Dixin/Etymology

Test Character Cases

Closed this issue · 1 comments

Special cases of characters in the Etymology table

Case 𪛖 extension B character not in Etymology table
Input works OK
!Crashes on search

Case 𠀀 Extension B character in Etymology table
Found and displayed correct data on search

Case 㐦 Extension A character not in Etymology table
!Crashes on search

Case 䜩 Simplified character in Etymology table - OK

Case 讌 Traditional character in Etymology table - OK

Case 孃 Old Traditional OK

Case ㇏ Some “Chinese characters” come from Unicode code ranges other than Unihan, Extension A and Extension B, for example “strokes”
I have included a list of Unicode ranges which should be covered
CJK Strokes: (U+31C0 to U+31EF)
Not detected as legitimate input character.

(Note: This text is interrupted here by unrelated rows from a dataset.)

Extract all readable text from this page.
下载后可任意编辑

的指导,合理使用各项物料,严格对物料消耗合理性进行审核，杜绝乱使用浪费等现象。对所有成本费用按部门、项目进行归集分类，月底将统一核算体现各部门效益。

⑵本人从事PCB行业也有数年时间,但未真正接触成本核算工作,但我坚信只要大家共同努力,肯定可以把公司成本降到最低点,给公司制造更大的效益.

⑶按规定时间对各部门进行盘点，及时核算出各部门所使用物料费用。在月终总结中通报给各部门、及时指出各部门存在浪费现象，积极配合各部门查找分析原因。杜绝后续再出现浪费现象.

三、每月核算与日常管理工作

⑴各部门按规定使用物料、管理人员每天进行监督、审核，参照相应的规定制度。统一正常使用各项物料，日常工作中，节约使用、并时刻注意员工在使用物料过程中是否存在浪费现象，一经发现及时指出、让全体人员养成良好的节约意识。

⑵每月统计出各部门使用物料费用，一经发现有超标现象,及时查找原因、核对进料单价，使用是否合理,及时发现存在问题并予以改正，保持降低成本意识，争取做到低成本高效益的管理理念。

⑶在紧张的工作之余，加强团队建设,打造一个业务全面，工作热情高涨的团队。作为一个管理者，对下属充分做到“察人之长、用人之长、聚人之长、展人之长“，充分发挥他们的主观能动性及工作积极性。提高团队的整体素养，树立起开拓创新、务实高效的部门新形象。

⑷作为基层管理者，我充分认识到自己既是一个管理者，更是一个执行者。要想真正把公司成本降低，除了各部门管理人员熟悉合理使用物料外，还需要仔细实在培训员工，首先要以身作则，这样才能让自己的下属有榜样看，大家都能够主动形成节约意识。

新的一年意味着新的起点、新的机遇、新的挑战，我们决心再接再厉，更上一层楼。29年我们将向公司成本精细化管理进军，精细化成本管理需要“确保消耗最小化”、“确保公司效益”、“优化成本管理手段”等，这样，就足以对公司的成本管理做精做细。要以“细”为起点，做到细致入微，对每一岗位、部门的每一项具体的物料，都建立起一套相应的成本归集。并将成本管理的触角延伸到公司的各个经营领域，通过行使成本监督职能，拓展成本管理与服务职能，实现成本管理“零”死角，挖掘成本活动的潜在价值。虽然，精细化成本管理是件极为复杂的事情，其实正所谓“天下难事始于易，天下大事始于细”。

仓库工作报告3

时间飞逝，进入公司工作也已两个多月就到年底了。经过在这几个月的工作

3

Case Simplified column starting with “p”
I see you took care of the references to characters in the Simplified column starting with “p”
“p” means “part of a character”
I have other special characters such as Cantonese starting with “c” but I can take care of that on the data side.
飤 starts with “p” simplified shows blank, OK
I will fix all these problems on the data side don’t worry about them.
踫 r problem
宁 z
軚 c problem

Case 㙜 old traditional with more than 1 character bombs
Under Old Traditional, I sometimes have more than one character.
I think you should just show all the Old traditional I have, maybe 0 to 5 old tratitional.

Case 臺 1-n simplified OK
The simplified form of 臺 is 台 which, since the input is 臺, it is specified uniquely even though 台 has 1-n relation. 臺 is OK

Case 台 臺 1-n simplified
only gets first one.
台 has a 1-4 relation to traditional characters. When it is derived from 台, I just have 台 in the simplified column and I show the etymology of 台. If it is derived from something else such as 臺 I have a 台1, 台2, or 台3 in the simplified column. I will open a separate bug for this.

Case 綎 /⿰纟廷 problem
My simplified characters come from the 2013 government standard with 8105 characters.
For some reason they have selected some bizarre characters for which Unicode currently has no simplified character or code point. These characters are specified like “⿰纟廷”
I currently preface these characters with a “/” so I can easily search for them.
I think the Simplified display should show “⿰纟廷” when I input the traditional character which does exist 綎

Case 臤 /t S Special problem, I will think about this.

Dixin commented

Added automated test cases. Will also add these to wiki documentation.